Programming & Development / April 8, 2025

LeetCode 72: Edit Distance in Go – Dynamic Programming for Minimum Operations

Go Golang LeetCode Edit Distance Dynamic Programming Minimum Operations String Transformation Interview Problem DP Matrix String Algorithm

Introduction

LeetCode 72: Edit Distance is one of the most important dynamic programming problems, often asked in technical interviews. It involves transforming one string into another using the fewest possible operations.

This problem is also known as the Levenshtein Distance, and it's fundamental in text similarity, spell checkers, and DNA sequence alignment.

Problem Statement

Given two strings word1 and word2, return the minimum number of operations required to convert word1 to word2.

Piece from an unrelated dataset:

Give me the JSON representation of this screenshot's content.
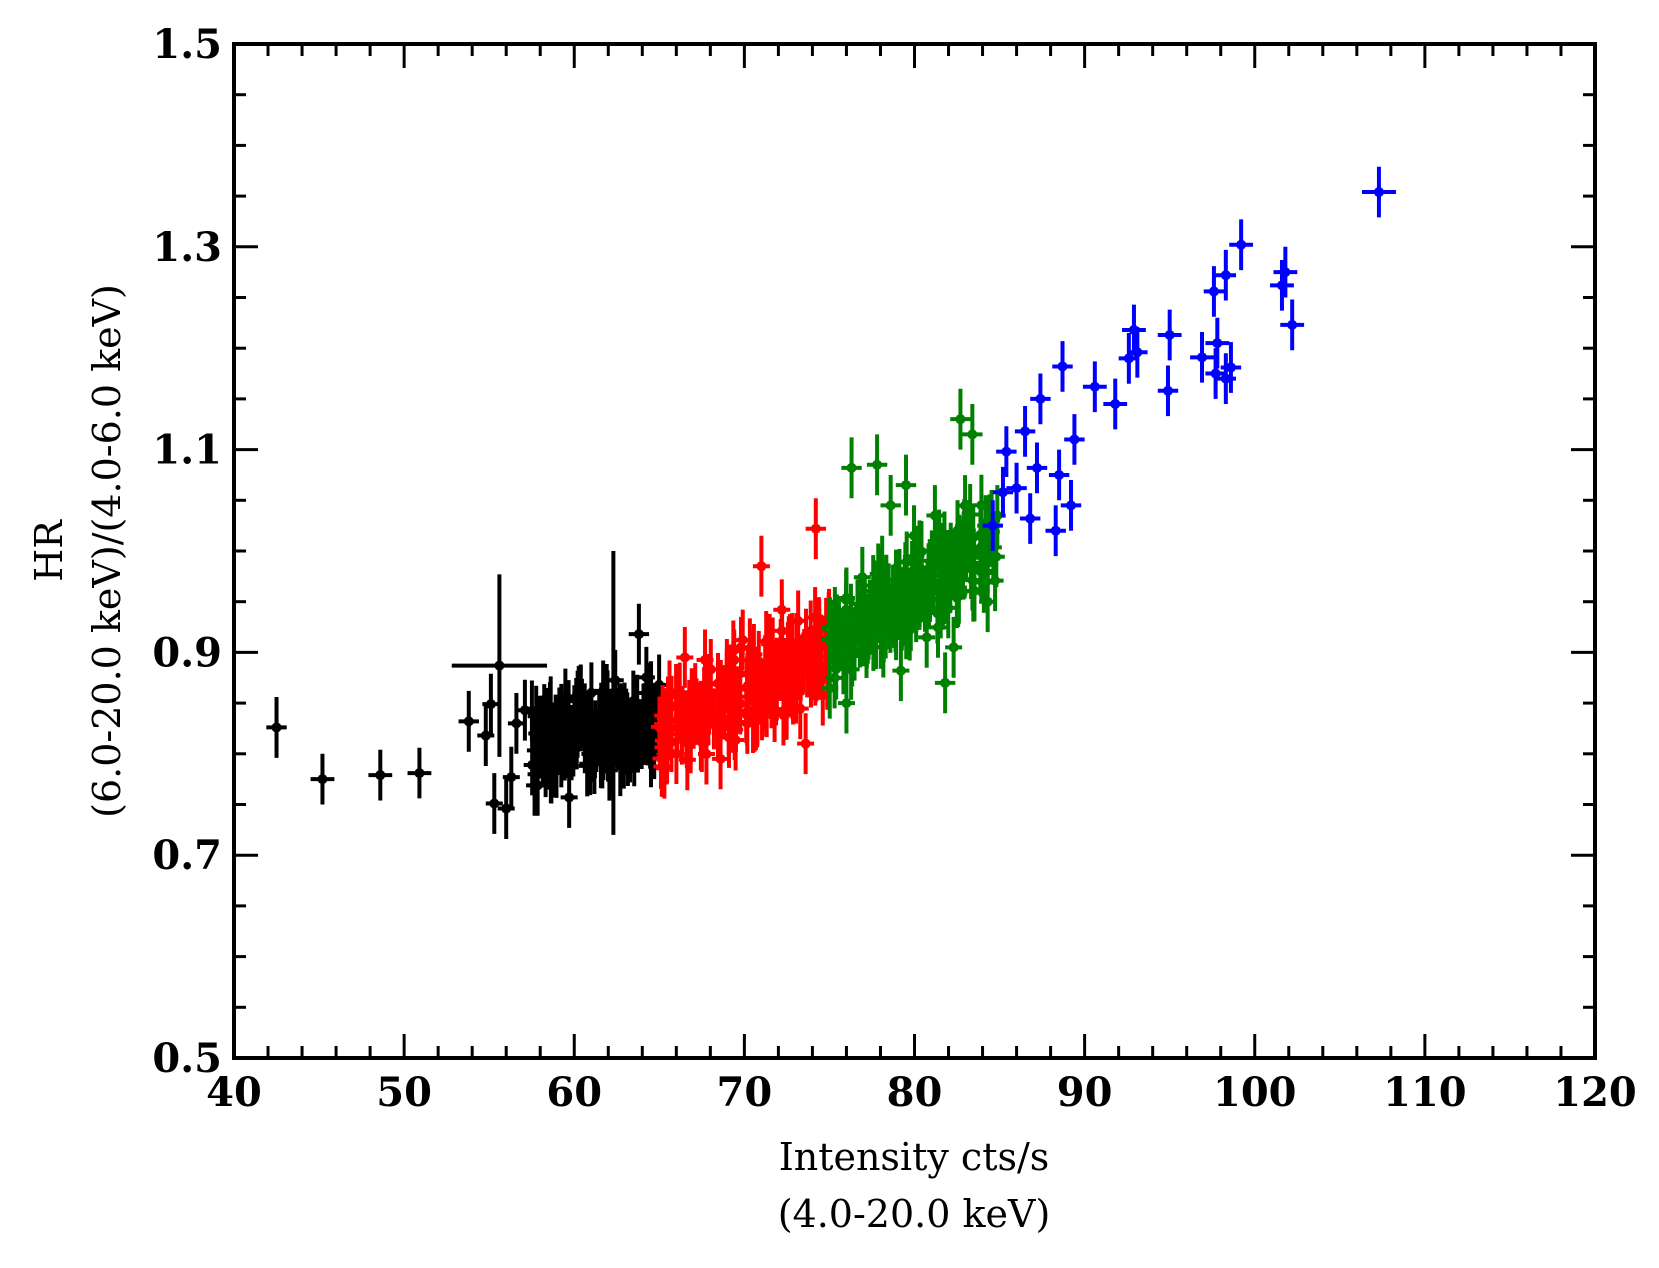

You may perform the following operations:

  • Insert a character
  • Delete a character
  • Replace a character

Examples:

go

Input: word1 = "horse", word2 = "ros"
Output: 3
// Explanation:
// horse -> rorse (replace 'h' with 'r')
// rorse -> rose (remove 'r')
// rose -> ros (remove 'e')

Input: word1 = "intention", word2 = "execution"
Output: 5

Approach: Dynamic Programming

We solve this using a 2D DP table, where dp[i][j] represents the minimum number of operations to convert the first i characters of word1 into the first j characters of word2.

Recurrence Relation:

If characters match:

dp[i][j] = dp[i-1][j-1]

If not:

swift

dp[i][j] = 1 + min(
    dp[i-1][j],   // delete
    dp[i][j-1],   // insert
    dp[i-1][j-1]  // replace
)

Go Implementation

go

func minDistance(word1 string, word2 string) int {
    m, n := len(word1), len(word2)
    dp := make([][]int, m+1)
    for i := range dp {
        dp[i] = make([]int, n+1)
    }

    for i := 0; i <= m; i++ {
        dp[i][0] = i
    }
    for j := 0; j <= n; j++ {
        dp[0][j] = j
    }

    for i := 1; i <= m; i++ {
        for j := 1; j <= n; j++ {
            if word1[i-1] == word2[j-1] {
                dp[i][j] = dp[i-1][j-1]
            } else {
                dp[i][j] = 1 + min(
                    dp[i-1][j],   // delete
                    dp[i][j-1],   // insert
                    dp[i-1][j-1], // replace
                )
            }
        }
    }

    return dp[m][n]
}

func min(a, b, c int) int {
    if a < b {
        if a < c {
            return a
        }
        return c
    }
    if b < c {
        return b
    }
    return c
}

Explanation

  • We initialize the dp table such that converting a string to an empty string takes i operations.
  • Then we fill the table using the recurrence relation.
  • The final answer is at dp[m][n], representing the cost to convert the full word1 to word2.

Time and Space Complexity

MetricComplexityTime ComplexityO(m * n)Space ComplexityO(m * n)

Where m = len(word1) and n = len(word2).

Space Optimization (Optional)

Since each row only depends on the previous row, this can be optimized to use O(n) space. Let me know if you’d like that version too!

Conclusion

LeetCode 72 is a classic and crucial problem in the dynamic programming arsenal. It elegantly shows how we can build up optimal solutions using subproblems and handle complex scenarios like string transformations efficiently.

Solving this in Go is clean and intuitive using slices and nested loops.